Requires the multilingual layer
The Translation manager is part of the language system, which is off by default. Set MULTILINGUAL_ENABLED=true in your environment to turn on languages (the locale picker + runtime switching) and reveal this manager. With it off the site is English-only and /admin/translations returns 404.

How it works — files stay the baseline, the DB wins

The app ships ~2,500 strings across 130+ languages as lang/{locale}.json files. Those files remain the canonical set of keys (the English source string is the key) and the shipped defaults. Your edits are stored as overrides in the translation_overrides table and layered on top at runtime — an override wins for its (locale, key). The original files are never modified, so a deploy can ship new baseline translations without clobbering your customisations, and resetting a string simply removes the override.

Overrides apply everywhere the app reads a string: the admin + customer SPA, the visitor widget, and the marketing pages all resolve through the same override-aware loader. The bare __() helper (validation messages, emails) is override-aware too.

Editing a language

  1. Open /admin/translations — each language shows a progress bar (translated / total), a missing count, and an edited (override) count. Click a language to open its editor.
  2. Use the search box to find a string by its English source or current value, and the All / Missing / Edited tabs to narrow the list. Missing = a key with no translation in this language yet; Edited = a key you've overridden.
  3. Type the translation into the field and click Save. The change is live immediately.
  4. Reset (the ↺ button, shown on edited rows) removes your override and restores the shipped file value.

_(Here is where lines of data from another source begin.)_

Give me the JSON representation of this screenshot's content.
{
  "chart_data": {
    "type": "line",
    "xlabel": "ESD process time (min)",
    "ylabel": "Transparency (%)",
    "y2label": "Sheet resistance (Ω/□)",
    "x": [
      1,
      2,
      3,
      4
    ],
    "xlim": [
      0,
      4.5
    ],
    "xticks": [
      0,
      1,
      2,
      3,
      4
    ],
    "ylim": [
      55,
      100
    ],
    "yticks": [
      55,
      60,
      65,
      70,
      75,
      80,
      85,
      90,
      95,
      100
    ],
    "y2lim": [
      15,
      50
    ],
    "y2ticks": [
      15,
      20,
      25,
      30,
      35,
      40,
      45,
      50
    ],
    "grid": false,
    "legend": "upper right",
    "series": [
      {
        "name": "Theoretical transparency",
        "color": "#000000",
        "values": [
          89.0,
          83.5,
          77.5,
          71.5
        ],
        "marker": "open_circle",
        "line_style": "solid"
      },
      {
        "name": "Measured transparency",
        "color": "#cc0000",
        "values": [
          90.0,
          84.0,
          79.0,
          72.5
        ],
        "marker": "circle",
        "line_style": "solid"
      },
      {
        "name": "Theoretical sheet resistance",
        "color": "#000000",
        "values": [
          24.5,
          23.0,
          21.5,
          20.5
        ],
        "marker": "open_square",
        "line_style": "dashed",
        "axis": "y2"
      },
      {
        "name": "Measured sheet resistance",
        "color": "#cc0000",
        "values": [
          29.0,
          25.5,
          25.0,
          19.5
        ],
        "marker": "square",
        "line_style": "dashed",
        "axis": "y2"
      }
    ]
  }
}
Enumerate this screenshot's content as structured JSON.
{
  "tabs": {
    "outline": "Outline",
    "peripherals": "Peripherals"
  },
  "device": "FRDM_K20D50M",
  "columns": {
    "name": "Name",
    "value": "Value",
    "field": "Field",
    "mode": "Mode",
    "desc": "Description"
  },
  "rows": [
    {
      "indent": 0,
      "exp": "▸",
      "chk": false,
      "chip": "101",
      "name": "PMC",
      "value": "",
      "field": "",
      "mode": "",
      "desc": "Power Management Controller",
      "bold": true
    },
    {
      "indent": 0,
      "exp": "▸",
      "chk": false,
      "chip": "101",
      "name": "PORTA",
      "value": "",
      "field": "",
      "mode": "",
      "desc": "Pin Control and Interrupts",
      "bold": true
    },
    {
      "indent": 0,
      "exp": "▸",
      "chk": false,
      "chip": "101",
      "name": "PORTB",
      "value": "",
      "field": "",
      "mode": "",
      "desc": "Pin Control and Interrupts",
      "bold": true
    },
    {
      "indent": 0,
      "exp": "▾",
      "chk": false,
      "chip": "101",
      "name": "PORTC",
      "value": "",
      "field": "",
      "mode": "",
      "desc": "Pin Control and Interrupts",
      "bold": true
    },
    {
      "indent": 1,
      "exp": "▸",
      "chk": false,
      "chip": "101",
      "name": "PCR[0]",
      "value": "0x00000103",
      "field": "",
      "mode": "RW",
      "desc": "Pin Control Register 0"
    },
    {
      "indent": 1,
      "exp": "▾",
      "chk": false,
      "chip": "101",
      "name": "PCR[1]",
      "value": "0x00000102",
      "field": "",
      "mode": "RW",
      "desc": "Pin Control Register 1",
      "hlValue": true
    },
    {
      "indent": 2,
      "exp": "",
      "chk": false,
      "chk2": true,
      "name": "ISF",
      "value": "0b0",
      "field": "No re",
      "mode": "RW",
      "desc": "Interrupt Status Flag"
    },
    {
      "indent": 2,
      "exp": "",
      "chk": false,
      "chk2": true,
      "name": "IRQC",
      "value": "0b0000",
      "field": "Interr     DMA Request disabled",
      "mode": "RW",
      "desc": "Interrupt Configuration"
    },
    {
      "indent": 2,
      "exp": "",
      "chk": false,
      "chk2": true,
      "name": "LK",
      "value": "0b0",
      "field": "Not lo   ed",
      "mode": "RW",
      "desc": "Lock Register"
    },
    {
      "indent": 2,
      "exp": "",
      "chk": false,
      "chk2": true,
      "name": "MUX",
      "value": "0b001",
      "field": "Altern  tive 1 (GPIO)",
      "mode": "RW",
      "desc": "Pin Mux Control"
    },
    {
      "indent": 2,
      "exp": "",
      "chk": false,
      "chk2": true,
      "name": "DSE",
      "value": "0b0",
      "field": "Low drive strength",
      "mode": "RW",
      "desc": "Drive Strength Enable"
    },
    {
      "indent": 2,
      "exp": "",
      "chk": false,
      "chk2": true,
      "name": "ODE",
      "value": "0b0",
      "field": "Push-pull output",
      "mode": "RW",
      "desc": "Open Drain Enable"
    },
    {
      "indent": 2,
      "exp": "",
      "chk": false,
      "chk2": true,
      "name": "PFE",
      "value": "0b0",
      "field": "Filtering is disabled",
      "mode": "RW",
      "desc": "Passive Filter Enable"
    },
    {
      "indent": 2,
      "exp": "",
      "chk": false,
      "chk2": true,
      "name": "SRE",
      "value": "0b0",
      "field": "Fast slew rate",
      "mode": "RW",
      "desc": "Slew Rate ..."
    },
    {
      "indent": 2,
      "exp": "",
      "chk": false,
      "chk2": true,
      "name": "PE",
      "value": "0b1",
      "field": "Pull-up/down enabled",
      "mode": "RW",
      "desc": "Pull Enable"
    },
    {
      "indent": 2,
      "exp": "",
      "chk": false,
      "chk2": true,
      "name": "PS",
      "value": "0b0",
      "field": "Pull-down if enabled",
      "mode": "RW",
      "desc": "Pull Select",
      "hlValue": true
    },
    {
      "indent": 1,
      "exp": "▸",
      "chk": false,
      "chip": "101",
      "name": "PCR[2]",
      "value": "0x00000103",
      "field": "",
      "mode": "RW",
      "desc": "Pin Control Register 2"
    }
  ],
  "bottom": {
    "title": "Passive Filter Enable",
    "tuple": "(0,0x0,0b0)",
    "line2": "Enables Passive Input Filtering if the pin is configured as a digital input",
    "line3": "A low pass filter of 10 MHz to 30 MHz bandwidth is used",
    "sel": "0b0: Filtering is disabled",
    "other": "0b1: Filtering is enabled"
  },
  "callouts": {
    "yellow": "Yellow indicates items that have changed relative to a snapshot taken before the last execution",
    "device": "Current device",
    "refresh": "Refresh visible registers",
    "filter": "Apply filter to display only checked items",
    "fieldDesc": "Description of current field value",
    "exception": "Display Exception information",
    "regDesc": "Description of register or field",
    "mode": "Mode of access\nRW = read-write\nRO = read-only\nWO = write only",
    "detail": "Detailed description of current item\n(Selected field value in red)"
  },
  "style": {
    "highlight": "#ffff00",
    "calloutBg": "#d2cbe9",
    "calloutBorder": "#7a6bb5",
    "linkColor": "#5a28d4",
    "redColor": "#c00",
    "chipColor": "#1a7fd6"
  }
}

Marketing page copy is translatable too

The editor doesn't only cover the app's shipped strings — it also lists the editable marketing copy (the homepage hero, pricing, FAQ, and anything you customised in the marketing content editor). Those strings aren't shipped translation keys, so previously they fell back to English on the public site (you'd see a mixed-language hero). They now appear as normal rows here: translate or override them and the marketing page renders them in the visitor's language. URLs, icons, colors, and price glyphs are deliberately excluded — only human copy is offered.

SEO meta too. The per-page title and meta description (the <title> tag, the search-result snippet, and the Open Graph / Twitter title + description social cards) are listed here as well, one row per marketing page. Translate them and each page's meta renders in the visitor's language. The {brand} token is preserved automatically — keep it in your translation where you want your site name to appear. The social-share image is an asset, not text, so it isn't translated.

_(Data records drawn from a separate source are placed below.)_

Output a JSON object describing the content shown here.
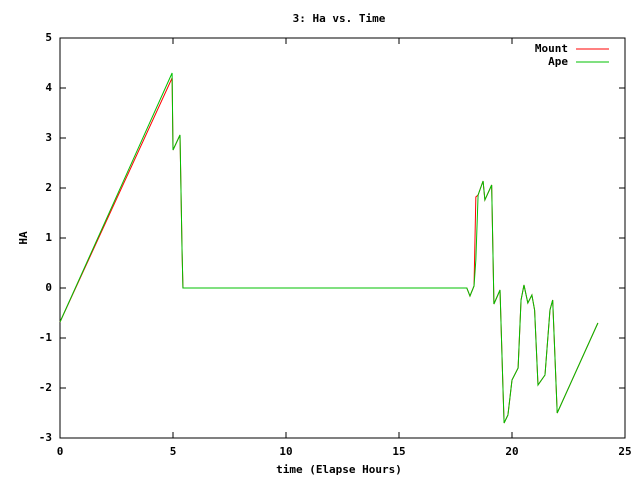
{
  "chart_data": {
    "type": "line",
    "title": "3: Ha vs. Time",
    "x_label": "time (Elapse Hours)",
    "y_label": "HA",
    "x": [
      0,
      4.96,
      5.0,
      5.31,
      5.4,
      5.44,
      18.0,
      18.14,
      18.32,
      18.4,
      18.5,
      18.72,
      18.8,
      19.1,
      19.2,
      19.47,
      19.6,
      19.65,
      19.82,
      20.0,
      20.27,
      20.4,
      20.53,
      20.7,
      20.88,
      21.0,
      21.15,
      21.46,
      21.68,
      21.8,
      22.0,
      23.8
    ],
    "series": [
      {
        "name": "Mount",
        "color": "#ff0000",
        "values": [
          -0.68,
          4.2,
          2.76,
          3.06,
          0.76,
          0,
          0,
          -0.16,
          0.04,
          1.82,
          1.86,
          2.14,
          1.76,
          2.06,
          -0.32,
          -0.04,
          -2.0,
          -2.7,
          -2.54,
          -1.84,
          -1.6,
          -0.24,
          0.06,
          -0.3,
          -0.14,
          -0.44,
          -1.94,
          -1.74,
          -0.44,
          -0.24,
          -2.5,
          -0.7
        ]
      },
      {
        "name": "Ape",
        "color": "#00c000",
        "values": [
          -0.68,
          4.3,
          2.76,
          3.06,
          0.76,
          0,
          0,
          -0.16,
          0.04,
          0.56,
          1.86,
          2.14,
          1.76,
          2.06,
          -0.32,
          -0.04,
          -2.0,
          -2.7,
          -2.54,
          -1.84,
          -1.6,
          -0.24,
          0.06,
          -0.3,
          -0.14,
          -0.44,
          -1.94,
          -1.74,
          -0.44,
          -0.24,
          -2.5,
          -0.7
        ]
      }
    ],
    "xlim": [
      0,
      25
    ],
    "xticks": [
      0,
      5,
      10,
      15,
      20,
      25
    ],
    "ylim": [
      -3,
      5
    ],
    "yticks": [
      -3,
      -2,
      -1,
      0,
      1,
      2,
      3,
      4,
      5
    ],
    "legend": "upper right",
    "grid": false
  }
}
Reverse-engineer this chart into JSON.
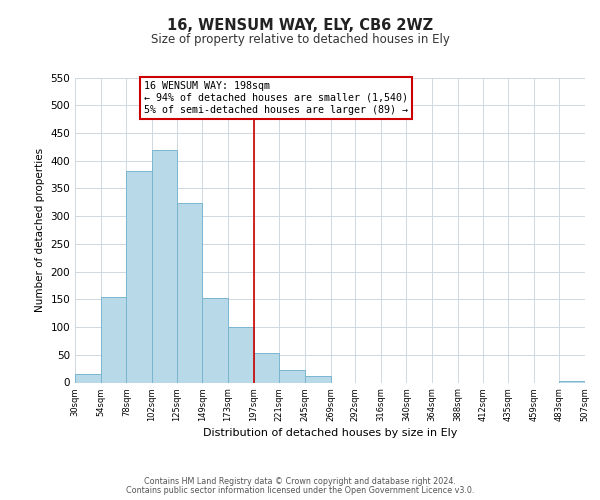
{
  "title": "16, WENSUM WAY, ELY, CB6 2WZ",
  "subtitle": "Size of property relative to detached houses in Ely",
  "xlabel": "Distribution of detached houses by size in Ely",
  "ylabel": "Number of detached properties",
  "footnote1": "Contains HM Land Registry data © Crown copyright and database right 2024.",
  "footnote2": "Contains public sector information licensed under the Open Government Licence v3.0.",
  "bar_left_edges": [
    30,
    54,
    78,
    102,
    125,
    149,
    173,
    197,
    221,
    245,
    269,
    292,
    316,
    340,
    364,
    388,
    412,
    435,
    459,
    483
  ],
  "bar_widths": [
    24,
    24,
    24,
    23,
    24,
    24,
    24,
    24,
    24,
    24,
    23,
    24,
    24,
    24,
    24,
    24,
    23,
    24,
    24,
    24
  ],
  "bar_heights": [
    15,
    155,
    382,
    419,
    323,
    153,
    100,
    53,
    22,
    12,
    0,
    0,
    0,
    0,
    0,
    0,
    0,
    0,
    0,
    3
  ],
  "bar_color": "#b8d9e8",
  "bar_edge_color": "#7ab5d0",
  "vline_x": 197,
  "vline_color": "#cc0000",
  "annotation_title": "16 WENSUM WAY: 198sqm",
  "annotation_line1": "← 94% of detached houses are smaller (1,540)",
  "annotation_line2": "5% of semi-detached houses are larger (89) →",
  "annotation_box_color": "#cc0000",
  "annotation_bg": "#ffffff",
  "ylim": [
    0,
    550
  ],
  "yticks": [
    0,
    50,
    100,
    150,
    200,
    250,
    300,
    350,
    400,
    450,
    500,
    550
  ],
  "xtick_labels": [
    "30sqm",
    "54sqm",
    "78sqm",
    "102sqm",
    "125sqm",
    "149sqm",
    "173sqm",
    "197sqm",
    "221sqm",
    "245sqm",
    "269sqm",
    "292sqm",
    "316sqm",
    "340sqm",
    "364sqm",
    "388sqm",
    "412sqm",
    "435sqm",
    "459sqm",
    "483sqm",
    "507sqm"
  ],
  "xtick_positions": [
    30,
    54,
    78,
    102,
    125,
    149,
    173,
    197,
    221,
    245,
    269,
    292,
    316,
    340,
    364,
    388,
    412,
    435,
    459,
    483,
    507
  ],
  "grid_color": "#d0d8e0",
  "bg_color": "#ffffff",
  "xlim_left": 30,
  "xlim_right": 507
}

Chat widget chrome too. The visitor widget's preset starter-prompt chips and launcher label (e.g. the SaaS preset's “What does it cost?” and “Ask about the product”) are listed here as well. Translate them and the widget renders each in the visitor's language — the widget follows the host page's <html lang> (or the embed's data-locale), so a single agent on a multilingual site speaks each page's language. A chip you customised on the agent yourself is left as you wrote it unless you add a translation for it here. The widget's fixed labels (Send, Close, the handoff banners) are already part of the app's shipped strings above.

Sign-in pages too. The login / register / password-reset / 2FA / email-verification screens — including the decorative side-panel copy (“Welcome back to the conversations.”, the feature cards, “Back to site”) and each page's heading + subtitle — are translatable here and follow the visitor's language like everything else. They render in your active marketing theme's auth shell (Harvest, Aurora, or Prism), and all three are covered.

Notes

  • You edit the values for the existing key set; you can't invent brand-new keys here, because only keys the app actually renders (the English source strings) are ever looked up. New keys appear when developers add new English strings to the source.
  • English (en) is the source language. You can still override English wording if you want to reword the product copy.
  • Octane note: the SPA, widget, and marketing surfaces reflect an edit on the very next request (a shared-cache version bump invalidates every worker). Server-side __() in long-lived workers (validation/emails) picks the change up on the next worker that loads the locale.